What to Publish
An obvious (and very effective) compression technique here would be to just record the program that generated the proof. That is, the size of the program should come close to Kolmogorov-Chaitin entropy of its output (the symbolic proof). The downside to this approach is that it may work too well: it may take a lot of computing time to decompress. Indeed, it's easy to imagine a (large) proof being the product of a massively parallel, perhaps distributed, computing infrastructure. In that event, once the validity of such a proof was settled, the result, that is the theorem and the program that proves it, would be historically recorded (in peer review math journals), and the proof itself would not be revisited until computing resources became cheap and plentiful enough to repeat the exercise.
What makes a theorem worthwhile or interesting, by the way?
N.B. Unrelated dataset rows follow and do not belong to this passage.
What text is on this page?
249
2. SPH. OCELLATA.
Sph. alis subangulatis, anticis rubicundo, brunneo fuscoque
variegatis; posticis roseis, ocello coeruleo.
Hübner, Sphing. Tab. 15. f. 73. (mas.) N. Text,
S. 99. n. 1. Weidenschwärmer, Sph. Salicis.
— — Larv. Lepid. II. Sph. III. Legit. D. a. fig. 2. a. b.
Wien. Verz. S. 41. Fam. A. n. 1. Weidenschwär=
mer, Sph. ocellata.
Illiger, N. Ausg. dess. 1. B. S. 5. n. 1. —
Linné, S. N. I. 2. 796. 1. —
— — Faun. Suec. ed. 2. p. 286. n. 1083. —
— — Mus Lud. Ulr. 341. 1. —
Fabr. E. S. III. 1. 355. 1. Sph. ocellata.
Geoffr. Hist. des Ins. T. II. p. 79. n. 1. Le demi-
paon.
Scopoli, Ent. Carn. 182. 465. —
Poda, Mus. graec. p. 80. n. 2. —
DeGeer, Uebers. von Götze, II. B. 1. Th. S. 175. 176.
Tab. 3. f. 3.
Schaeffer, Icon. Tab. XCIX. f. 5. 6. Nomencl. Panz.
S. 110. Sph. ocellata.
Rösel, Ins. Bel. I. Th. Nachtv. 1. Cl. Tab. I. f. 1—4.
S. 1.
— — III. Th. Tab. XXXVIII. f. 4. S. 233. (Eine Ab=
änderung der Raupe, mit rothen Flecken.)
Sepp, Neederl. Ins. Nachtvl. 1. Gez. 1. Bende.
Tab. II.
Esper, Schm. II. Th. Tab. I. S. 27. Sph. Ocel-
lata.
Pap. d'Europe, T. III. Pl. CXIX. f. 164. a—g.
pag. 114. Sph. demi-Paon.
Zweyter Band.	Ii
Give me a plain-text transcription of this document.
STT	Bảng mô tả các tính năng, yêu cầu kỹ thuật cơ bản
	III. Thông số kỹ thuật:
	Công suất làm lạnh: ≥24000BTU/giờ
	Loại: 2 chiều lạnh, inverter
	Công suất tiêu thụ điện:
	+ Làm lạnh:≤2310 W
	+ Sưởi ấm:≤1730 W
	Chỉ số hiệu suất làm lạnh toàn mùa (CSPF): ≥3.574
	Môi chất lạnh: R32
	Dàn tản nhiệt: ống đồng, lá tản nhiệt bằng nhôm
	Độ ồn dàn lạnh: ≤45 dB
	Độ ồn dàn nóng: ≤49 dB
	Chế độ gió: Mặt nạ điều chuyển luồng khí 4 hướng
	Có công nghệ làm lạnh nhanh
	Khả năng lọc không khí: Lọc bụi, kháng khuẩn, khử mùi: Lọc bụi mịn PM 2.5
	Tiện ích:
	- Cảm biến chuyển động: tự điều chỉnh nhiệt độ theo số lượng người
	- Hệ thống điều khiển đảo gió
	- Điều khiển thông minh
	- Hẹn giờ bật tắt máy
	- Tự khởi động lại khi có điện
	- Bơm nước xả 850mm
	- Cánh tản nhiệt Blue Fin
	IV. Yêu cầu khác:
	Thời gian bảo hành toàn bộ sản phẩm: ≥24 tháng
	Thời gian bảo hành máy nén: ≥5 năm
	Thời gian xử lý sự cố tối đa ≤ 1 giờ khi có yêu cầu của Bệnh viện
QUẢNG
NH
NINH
I don't know what the criteria are, but one, generality certainly helps (a statement that cuts across a class of objects rather than a few instances, for example) and two, the statement of the theorem (the conjecture) ought to be compact--that is, it ought to be a low entropy statement. From the perspective of this second point, I note in passing, for a lengthy proof, the statement of the theorem itself can be viewed as a compression of its proof (so long as we consider all valid proofs of a same proposition to be equivalent).
What if a researcher doesn't want the entire proof, but just parts of it? In other words, can we devise a way to random access the text of such a large proof? e.g. jump from the billionth line to the trillionth line? In many cases, yes. To be precise, if the program outputting the proof is memory efficient, then a snapshot of its state can be efficiently recorded at any point along its execution path. If that is the case, we can annotate the program with separate, relatively small checkpoint data that would allow us to restore the call stack to the checkpoint (breakpoint, in debugger terminology) and from there see the program execute to completion. In general, the less each part of a proof depends on the intermediate results before it, the more memory efficient the program that generates it can be. Most of the computer assisted proofs I read about today appear to fall into this category. (For a counter example, if the nth part of a proof depends on results (data) from the n-1 parts before it, then it can't be memory efficient, and this strategy won't work.)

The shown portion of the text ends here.